Но в минуты, которые сейчас описываю, я счел бы себя бесстыдным клятвопреступником даже за малейшее сочувствие к этой вражеской «морде». Я был обязан и был готов мстить. Вот еще пару шагов его ко мне, и он получит все и за все!..

Моя почему-то вспотевшая рука судорожно сжала краник. В ту же секунду звякнула щеколдой наша калитка, и на улицу вышла мама. тоже с какой-то зеленью в руках. Я не верил своим глазам – это была щепотка салата и. два стебля молодой лебеды, из той, что я часом ранее срезал на своих урожайных развалинах. Протянув все это «моему» немцу, которого она увидела в окно, мама услышала в ответ «Danke schon, Frau!», я же, метнувшись мимо нее, убежал в наш огород, где упал на картофельную ботву и горько заплакал.

Сдача

В этот июльский день я возвращался со своей добычей – корзинкой лебеды, судя по солнцу, не раньше шести-семи часов вечера. С утра мы с Женей нанашивали из неблизкого уличного колодца бочку воды для маминых помидор, после обеда их поливали, потом нашлось еще какое-то неотложное дело.

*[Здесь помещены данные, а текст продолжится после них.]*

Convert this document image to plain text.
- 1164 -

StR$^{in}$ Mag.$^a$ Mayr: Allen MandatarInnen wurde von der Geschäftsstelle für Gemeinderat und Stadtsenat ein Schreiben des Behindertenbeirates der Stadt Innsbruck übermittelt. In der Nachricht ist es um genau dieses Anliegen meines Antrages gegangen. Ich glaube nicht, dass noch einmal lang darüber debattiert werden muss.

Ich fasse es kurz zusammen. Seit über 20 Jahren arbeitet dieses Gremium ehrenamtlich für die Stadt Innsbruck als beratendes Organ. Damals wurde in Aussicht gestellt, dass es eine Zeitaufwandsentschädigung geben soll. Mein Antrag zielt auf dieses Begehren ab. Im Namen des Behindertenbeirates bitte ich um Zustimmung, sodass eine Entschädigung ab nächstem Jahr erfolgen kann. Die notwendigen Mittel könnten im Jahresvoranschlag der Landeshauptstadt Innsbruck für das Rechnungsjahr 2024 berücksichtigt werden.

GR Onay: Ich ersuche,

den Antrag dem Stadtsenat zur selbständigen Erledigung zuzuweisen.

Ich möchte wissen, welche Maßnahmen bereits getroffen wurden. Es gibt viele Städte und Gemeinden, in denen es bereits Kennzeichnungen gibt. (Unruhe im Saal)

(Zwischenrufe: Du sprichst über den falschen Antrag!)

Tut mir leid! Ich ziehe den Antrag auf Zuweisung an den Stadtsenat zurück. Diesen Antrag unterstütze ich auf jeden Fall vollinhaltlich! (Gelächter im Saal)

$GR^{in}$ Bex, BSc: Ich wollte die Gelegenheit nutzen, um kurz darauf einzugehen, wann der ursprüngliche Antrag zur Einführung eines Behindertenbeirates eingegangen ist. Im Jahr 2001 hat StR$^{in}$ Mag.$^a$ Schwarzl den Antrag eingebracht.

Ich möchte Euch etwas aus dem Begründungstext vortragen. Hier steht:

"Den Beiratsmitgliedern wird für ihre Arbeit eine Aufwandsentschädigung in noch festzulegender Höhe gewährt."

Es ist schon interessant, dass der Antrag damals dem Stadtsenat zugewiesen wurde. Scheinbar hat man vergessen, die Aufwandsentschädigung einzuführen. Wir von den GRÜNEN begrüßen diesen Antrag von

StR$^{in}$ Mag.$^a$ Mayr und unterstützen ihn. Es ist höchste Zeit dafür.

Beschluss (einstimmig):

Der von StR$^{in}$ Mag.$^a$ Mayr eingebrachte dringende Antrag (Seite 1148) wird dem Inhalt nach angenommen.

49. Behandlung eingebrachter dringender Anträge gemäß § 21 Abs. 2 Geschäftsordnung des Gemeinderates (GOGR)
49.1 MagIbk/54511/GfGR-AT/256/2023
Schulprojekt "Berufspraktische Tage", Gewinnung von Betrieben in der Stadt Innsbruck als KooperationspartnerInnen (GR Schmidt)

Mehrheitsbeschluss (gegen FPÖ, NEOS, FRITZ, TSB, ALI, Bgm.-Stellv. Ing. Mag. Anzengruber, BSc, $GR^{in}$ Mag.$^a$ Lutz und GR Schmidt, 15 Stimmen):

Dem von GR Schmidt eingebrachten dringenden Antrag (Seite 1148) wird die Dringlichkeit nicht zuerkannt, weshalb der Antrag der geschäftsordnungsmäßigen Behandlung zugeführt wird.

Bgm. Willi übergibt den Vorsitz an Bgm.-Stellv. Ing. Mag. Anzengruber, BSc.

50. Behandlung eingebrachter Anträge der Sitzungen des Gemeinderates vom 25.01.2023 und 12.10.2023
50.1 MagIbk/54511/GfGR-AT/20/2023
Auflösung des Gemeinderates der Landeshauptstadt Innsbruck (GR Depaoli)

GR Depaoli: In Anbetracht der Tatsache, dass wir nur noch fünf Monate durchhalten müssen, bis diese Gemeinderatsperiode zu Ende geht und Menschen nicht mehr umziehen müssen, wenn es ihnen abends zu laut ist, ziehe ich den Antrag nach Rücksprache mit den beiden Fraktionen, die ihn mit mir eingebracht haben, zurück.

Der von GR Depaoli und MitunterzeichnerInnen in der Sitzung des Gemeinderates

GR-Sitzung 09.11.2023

До дому оставалось три коротких конца по соседним улицам, как кто-то сзади крикнул:

– Эй, парнишка, постой!..

Повернувшись, я увидел военного, рукой подзывавшего меня к себе. Это был (знаки различия все дети тогда знали наизусть) капитан-пехотинец, довольно молодой и бравый, но с расстегнутым «не по уставу» воротом и без ремня на гимнастерке, что, впрочем, ничуть не уронило его в моих глазах.